1. There is no tangent to the graph either. Classic example- function y = |x | at point (0; 0).
2. The tangent becomes vertical. This is true, for example, for the function y = arcsin x at the point (1; π /2).

Tangent equation

Any non-vertical straight line is given by an equation of the form y = kx + b, where k is the slope. The tangent is no exception, and in order to create its equation at some point x 0, it is enough to know the value of the function and the derivative at this point.

So, let a function y = f (x) be given, which has a derivative y = f ’(x) on the segment. Then at any point x 0 ∈ (a ; b) a tangent can be drawn to the graph of this function, which is given by the equation:

y = f ’(x 0) (x − x 0) + f (x 0)

Here f ’(x 0) is the value of the derivative at point x 0, and f (x 0) is the value of the function itself.

Task.

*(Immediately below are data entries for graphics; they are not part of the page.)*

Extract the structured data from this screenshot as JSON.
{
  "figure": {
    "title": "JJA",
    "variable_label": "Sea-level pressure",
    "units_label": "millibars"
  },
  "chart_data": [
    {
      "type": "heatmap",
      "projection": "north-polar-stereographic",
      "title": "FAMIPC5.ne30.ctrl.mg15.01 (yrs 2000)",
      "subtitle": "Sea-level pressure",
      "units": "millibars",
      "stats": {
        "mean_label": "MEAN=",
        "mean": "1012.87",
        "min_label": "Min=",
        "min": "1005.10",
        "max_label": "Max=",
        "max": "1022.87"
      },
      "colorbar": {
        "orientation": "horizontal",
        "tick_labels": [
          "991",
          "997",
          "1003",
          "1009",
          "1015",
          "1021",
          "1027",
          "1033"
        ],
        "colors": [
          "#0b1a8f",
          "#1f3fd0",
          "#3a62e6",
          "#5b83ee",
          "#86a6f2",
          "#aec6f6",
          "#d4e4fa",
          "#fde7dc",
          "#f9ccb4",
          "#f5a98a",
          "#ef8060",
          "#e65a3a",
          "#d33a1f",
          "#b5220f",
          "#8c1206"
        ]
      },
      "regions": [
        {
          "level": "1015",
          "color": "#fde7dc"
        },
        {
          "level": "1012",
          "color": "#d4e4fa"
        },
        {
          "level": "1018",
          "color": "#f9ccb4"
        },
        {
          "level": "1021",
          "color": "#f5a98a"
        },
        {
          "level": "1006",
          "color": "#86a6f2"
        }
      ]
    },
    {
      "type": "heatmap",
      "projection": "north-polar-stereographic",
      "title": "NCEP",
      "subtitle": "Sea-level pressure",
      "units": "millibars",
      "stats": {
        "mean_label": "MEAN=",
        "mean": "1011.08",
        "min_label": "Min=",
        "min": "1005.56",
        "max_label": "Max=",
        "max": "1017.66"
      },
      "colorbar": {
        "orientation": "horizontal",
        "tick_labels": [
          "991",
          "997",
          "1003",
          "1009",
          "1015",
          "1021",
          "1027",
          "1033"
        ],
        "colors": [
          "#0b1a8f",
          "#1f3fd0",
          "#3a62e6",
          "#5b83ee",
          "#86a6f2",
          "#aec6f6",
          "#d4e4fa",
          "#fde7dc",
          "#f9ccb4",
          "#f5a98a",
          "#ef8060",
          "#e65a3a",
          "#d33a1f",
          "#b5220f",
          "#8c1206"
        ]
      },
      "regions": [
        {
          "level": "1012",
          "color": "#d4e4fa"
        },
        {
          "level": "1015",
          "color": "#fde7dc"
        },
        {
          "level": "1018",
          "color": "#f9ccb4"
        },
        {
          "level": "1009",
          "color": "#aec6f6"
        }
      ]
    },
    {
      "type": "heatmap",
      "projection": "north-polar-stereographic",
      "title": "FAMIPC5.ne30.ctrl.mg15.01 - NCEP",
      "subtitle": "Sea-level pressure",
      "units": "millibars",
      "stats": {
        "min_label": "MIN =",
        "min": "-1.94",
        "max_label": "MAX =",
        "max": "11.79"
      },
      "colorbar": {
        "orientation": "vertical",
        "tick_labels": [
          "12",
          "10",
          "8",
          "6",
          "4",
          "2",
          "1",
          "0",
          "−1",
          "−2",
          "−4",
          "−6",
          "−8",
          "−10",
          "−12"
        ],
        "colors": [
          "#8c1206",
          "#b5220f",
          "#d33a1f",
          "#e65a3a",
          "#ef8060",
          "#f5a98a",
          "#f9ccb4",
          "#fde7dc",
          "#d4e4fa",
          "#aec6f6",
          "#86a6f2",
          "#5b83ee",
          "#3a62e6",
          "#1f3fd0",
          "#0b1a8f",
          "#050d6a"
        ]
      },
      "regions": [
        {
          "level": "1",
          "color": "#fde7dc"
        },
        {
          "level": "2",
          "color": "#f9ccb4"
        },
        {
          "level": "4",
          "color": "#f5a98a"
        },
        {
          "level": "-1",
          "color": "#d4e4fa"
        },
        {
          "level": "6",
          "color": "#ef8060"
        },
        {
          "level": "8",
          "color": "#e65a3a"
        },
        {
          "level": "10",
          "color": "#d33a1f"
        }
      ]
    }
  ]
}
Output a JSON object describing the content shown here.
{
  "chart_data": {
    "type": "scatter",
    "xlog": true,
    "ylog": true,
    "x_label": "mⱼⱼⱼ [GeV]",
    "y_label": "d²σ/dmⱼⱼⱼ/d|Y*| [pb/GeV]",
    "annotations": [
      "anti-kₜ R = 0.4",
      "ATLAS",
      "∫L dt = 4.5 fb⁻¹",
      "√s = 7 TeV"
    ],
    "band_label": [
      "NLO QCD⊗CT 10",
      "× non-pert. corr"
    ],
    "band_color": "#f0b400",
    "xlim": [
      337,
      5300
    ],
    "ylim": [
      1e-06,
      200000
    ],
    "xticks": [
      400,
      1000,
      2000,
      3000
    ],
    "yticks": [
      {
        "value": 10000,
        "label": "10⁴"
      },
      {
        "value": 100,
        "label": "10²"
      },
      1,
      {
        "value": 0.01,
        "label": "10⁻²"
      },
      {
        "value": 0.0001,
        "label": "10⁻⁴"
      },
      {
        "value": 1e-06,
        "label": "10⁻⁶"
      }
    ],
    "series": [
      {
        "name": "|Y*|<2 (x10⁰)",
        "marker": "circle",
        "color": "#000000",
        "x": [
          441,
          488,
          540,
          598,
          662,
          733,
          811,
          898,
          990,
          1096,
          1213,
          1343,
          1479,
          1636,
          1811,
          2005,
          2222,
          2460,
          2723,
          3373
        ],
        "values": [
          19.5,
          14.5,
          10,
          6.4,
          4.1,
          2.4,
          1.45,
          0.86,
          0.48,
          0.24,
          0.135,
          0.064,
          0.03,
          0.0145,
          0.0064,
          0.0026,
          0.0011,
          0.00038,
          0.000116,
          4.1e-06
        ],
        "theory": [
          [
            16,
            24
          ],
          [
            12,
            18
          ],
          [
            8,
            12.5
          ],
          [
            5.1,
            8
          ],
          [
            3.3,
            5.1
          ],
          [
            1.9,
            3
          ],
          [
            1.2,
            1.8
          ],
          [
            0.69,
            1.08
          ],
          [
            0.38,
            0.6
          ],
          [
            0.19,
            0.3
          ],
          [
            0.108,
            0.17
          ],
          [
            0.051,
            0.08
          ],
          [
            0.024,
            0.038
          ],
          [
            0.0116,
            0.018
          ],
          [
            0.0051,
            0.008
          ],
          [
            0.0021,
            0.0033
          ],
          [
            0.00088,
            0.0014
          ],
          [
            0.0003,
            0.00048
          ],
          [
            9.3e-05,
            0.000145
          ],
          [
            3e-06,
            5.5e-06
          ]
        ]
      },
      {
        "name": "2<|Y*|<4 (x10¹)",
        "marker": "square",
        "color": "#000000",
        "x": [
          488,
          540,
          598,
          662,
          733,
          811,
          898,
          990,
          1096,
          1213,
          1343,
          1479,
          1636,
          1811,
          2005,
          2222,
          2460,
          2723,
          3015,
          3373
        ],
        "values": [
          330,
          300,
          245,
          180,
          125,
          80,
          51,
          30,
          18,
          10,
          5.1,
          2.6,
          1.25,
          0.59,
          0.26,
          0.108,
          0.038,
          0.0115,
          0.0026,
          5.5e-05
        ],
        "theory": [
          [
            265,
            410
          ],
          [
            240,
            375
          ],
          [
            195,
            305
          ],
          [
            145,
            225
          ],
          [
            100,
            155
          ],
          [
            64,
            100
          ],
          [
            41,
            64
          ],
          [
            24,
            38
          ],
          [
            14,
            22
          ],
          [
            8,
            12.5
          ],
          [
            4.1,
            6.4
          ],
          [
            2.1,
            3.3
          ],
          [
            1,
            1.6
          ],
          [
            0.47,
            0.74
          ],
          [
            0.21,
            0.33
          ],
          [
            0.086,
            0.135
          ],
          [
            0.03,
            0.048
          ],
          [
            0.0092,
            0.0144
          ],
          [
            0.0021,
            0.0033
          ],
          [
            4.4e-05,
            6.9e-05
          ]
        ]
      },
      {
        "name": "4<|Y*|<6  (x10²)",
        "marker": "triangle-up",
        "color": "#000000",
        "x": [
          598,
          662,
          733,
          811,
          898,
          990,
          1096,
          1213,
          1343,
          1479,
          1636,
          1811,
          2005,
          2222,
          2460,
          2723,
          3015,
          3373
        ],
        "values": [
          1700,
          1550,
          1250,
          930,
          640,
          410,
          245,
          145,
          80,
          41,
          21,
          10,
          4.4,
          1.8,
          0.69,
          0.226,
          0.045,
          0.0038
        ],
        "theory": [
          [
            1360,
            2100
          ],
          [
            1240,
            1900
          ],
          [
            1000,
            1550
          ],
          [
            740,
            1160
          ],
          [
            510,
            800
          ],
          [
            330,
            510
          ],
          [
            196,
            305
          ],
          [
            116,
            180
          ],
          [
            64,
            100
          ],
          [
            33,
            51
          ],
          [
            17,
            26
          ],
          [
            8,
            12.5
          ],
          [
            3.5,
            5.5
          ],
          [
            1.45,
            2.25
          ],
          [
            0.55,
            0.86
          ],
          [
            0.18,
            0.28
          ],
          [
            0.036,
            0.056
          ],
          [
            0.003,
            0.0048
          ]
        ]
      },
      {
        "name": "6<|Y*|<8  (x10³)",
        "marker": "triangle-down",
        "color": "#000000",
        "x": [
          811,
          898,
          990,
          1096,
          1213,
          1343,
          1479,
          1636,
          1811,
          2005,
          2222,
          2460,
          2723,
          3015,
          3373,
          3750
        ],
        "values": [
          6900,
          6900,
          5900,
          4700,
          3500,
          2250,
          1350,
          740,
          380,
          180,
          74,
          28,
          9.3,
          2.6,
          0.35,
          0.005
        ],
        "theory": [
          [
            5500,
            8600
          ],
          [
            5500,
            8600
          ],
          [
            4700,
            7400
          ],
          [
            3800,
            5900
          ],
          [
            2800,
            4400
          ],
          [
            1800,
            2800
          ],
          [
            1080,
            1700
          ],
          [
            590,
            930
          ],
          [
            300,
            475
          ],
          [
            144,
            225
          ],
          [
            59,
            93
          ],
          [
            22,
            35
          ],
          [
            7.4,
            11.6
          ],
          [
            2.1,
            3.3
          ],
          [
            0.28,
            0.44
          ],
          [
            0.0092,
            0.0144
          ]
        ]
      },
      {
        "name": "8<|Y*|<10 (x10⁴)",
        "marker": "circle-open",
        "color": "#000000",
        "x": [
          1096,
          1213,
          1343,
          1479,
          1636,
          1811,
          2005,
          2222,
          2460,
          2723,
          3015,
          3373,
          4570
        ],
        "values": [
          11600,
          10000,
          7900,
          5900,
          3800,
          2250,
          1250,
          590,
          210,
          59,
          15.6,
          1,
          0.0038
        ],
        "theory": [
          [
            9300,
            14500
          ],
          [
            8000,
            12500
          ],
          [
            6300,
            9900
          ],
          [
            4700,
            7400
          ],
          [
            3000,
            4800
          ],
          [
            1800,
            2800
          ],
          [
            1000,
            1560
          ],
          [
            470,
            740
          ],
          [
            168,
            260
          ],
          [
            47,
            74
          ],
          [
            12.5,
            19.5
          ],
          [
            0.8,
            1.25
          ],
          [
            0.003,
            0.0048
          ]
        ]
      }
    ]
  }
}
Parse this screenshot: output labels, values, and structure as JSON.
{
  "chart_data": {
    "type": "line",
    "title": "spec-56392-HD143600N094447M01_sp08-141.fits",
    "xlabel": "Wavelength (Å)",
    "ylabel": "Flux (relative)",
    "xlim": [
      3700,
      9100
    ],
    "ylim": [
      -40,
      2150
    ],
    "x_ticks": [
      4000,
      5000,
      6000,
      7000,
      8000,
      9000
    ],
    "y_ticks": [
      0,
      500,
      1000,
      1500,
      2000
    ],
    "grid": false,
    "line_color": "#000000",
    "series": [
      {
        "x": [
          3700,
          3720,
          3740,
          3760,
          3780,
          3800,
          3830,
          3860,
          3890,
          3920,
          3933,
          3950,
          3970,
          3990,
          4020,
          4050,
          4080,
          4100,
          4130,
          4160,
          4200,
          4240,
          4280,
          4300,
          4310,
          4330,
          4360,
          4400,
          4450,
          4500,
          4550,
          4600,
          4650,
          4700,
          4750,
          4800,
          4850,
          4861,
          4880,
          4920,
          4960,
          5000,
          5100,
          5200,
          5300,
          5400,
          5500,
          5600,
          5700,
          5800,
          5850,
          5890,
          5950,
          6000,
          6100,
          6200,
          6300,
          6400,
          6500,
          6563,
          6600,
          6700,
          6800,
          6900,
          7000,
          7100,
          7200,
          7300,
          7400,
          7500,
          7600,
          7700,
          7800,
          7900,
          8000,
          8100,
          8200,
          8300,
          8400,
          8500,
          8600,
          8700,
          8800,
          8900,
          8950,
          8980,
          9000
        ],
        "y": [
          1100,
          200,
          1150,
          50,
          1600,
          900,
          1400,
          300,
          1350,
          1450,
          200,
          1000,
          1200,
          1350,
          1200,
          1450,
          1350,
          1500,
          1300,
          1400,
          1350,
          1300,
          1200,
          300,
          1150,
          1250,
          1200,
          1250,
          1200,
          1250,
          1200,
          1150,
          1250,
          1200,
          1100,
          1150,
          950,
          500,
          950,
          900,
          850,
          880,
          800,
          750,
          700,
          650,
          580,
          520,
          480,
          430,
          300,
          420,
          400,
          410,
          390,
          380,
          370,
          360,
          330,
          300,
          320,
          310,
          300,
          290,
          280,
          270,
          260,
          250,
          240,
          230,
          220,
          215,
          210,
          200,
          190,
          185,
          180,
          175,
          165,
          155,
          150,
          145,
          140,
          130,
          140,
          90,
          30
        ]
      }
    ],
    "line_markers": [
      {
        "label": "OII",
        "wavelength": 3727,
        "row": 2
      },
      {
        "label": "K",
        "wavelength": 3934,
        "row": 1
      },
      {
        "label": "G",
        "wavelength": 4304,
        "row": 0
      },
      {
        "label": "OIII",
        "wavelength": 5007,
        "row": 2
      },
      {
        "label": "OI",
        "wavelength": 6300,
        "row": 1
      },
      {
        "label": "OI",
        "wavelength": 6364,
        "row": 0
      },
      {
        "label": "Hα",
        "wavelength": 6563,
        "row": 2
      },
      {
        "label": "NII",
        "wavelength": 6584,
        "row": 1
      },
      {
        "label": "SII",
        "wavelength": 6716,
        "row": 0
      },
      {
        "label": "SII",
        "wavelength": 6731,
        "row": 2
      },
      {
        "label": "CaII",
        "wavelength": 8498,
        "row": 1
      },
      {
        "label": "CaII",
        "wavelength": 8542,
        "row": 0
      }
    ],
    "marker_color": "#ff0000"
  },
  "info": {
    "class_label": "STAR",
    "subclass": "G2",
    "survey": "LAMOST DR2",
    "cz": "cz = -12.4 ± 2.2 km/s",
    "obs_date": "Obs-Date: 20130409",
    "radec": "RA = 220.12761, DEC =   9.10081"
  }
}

Given the function y = x 3 . Write an equation for the tangent to the graph of this function at the point x 0 = 2.

Tangent equation: y = f ’(x 0) · (x − x 0) + f (x 0). The point x 0 = 2 is given to us, but the values ​​f (x 0) and f ’(x 0) will have to be calculated.

First, let's find the value of the function. Everything is easy here: f (x 0) = f (2) = 2 3 = 8;
Now let’s find the derivative: f ’(x) = (x 3)’ = 3x 2;
We substitute x 0 = 2 into the derivative: f ’(x 0) = f ’(2) = 3 2 2 = 12;
In total we get: y = 12 · (x − 2) + 8 = 12x − 24 + 8 = 12x − 16.
This is the tangent equation.

Task. Write an equation for the tangent to the graph of the function f (x) = 2sin x + 5 at point x 0 = π /2.

This time we will not describe each action in detail - we will only indicate the key steps. We have:

f (x 0) = f (π /2) = 2sin (π /2) + 5 = 2 + 5 = 7;
f ’(x) = (2sin x + 5)’ = 2cos x;
f ’(x 0) = f ’(π /2) = 2cos (π /2) = 0;

Tangent equation:

y = 0 · (x − π /2) + 7 ⇒ y = 7

IN the latter case the straight line turned out to be horizontal, because its angular coefficient k = 0. There is nothing wrong with this - we just stumbled upon an extremum point.